16.5.2 Escalation Protocols

Define what happens when things go wrong:

  • Level 1: Performance dip 5-10% → Engineering review within 48 hours
  • Level 2: Performance dip >10% → Pause deployment, clinical review
  • Level 3: Patient safety event → Immediate shutdown, incident report

16.5.3 Review Cadence

Establish regular governance meetings:

  • Monthly: Technical performance review
  • Quarterly: Clinical outcomes review with stakeholders
  • Annually: Full model re-evaluation and retraining decision

Document all decisions, including decisions not to act. If drift is detected but deemed acceptable, record why.

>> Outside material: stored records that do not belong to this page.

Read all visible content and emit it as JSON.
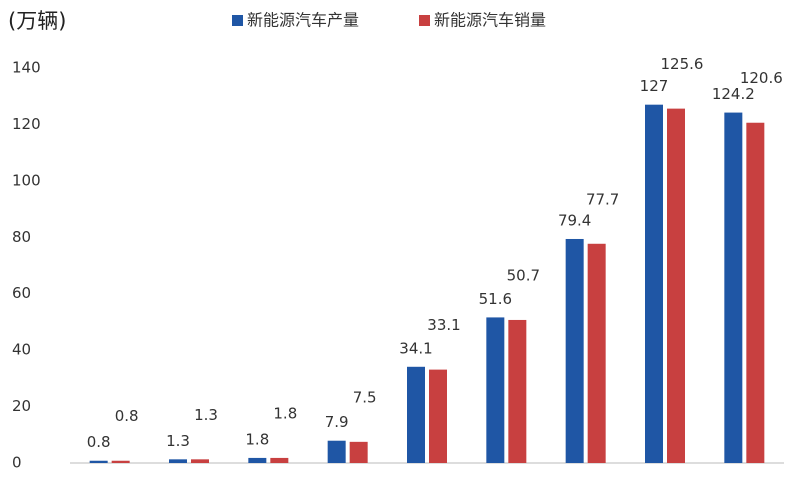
{
  "chart_data": {
    "type": "bar",
    "y_label": "(万辆)",
    "categories": [
      null,
      null,
      null,
      null,
      null,
      null,
      null,
      null,
      null
    ],
    "series": [
      {
        "name": "新能源汽车产量",
        "color": "#1f56a5",
        "values": [
          0.8,
          1.3,
          1.8,
          7.9,
          34.1,
          51.6,
          79.4,
          127,
          124.2
        ]
      },
      {
        "name": "新能源汽车销量",
        "color": "#c84040",
        "values": [
          0.8,
          1.3,
          1.8,
          7.5,
          33.1,
          50.7,
          77.7,
          125.6,
          120.6
        ]
      }
    ],
    "ylim": [
      0,
      140
    ],
    "yticks": [
      0,
      20,
      40,
      60,
      80,
      100,
      120,
      140
    ],
    "grid": false,
    "legend": "top"
  }
}
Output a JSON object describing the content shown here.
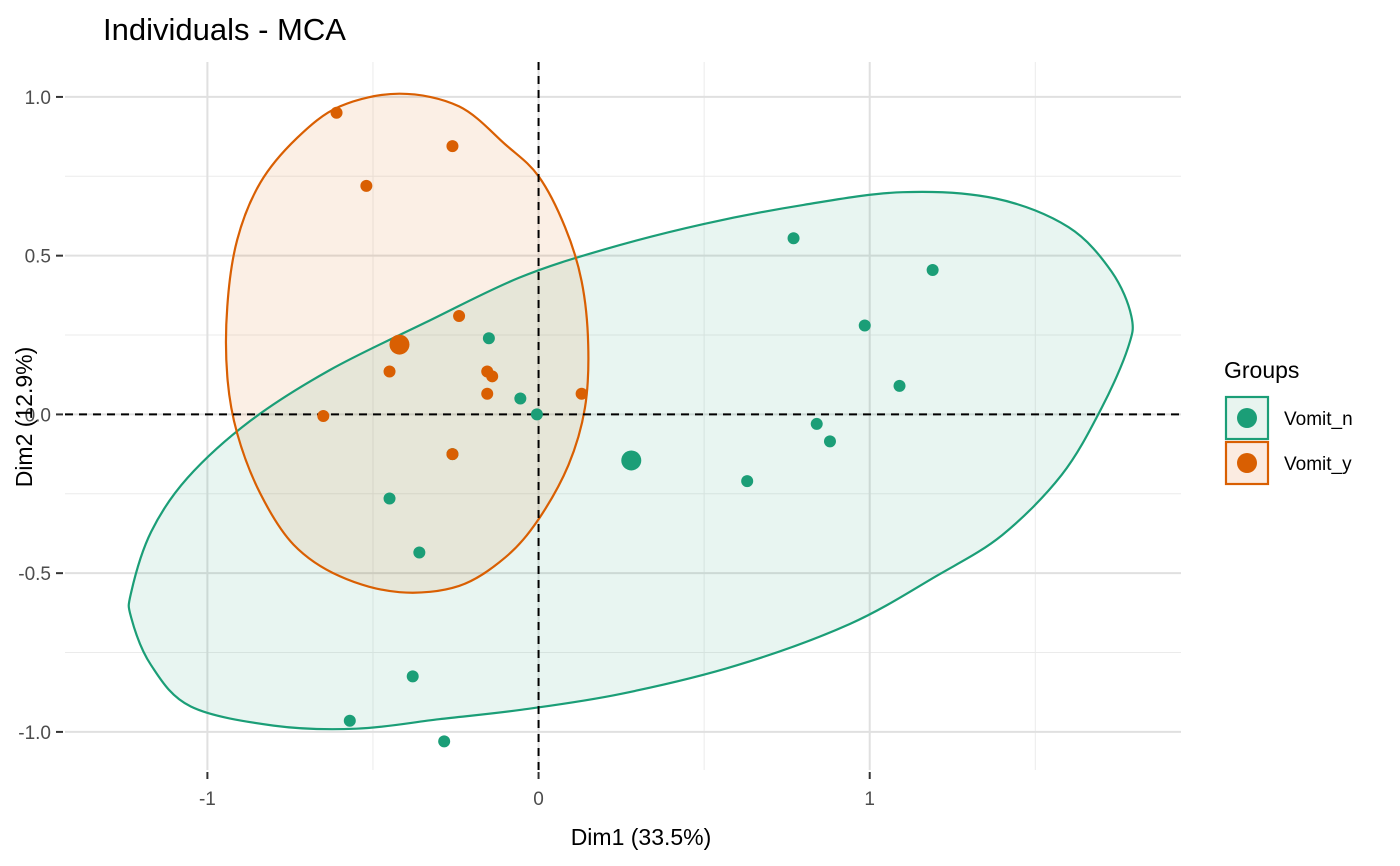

16.6 Quick Reference: Pre-Deployment Checklist

Before any clinical AI system goes live, verify:

16.6.1 Performance Validation

16.6.2 Infrastructure

16.6.3 Monitoring

16.6.4 Governance

16.6.5 Compliance

16.6.6 Go/No-Go Decision

This checklist should be completed and signed before every production deployment. Store completed checklists for audit purposes.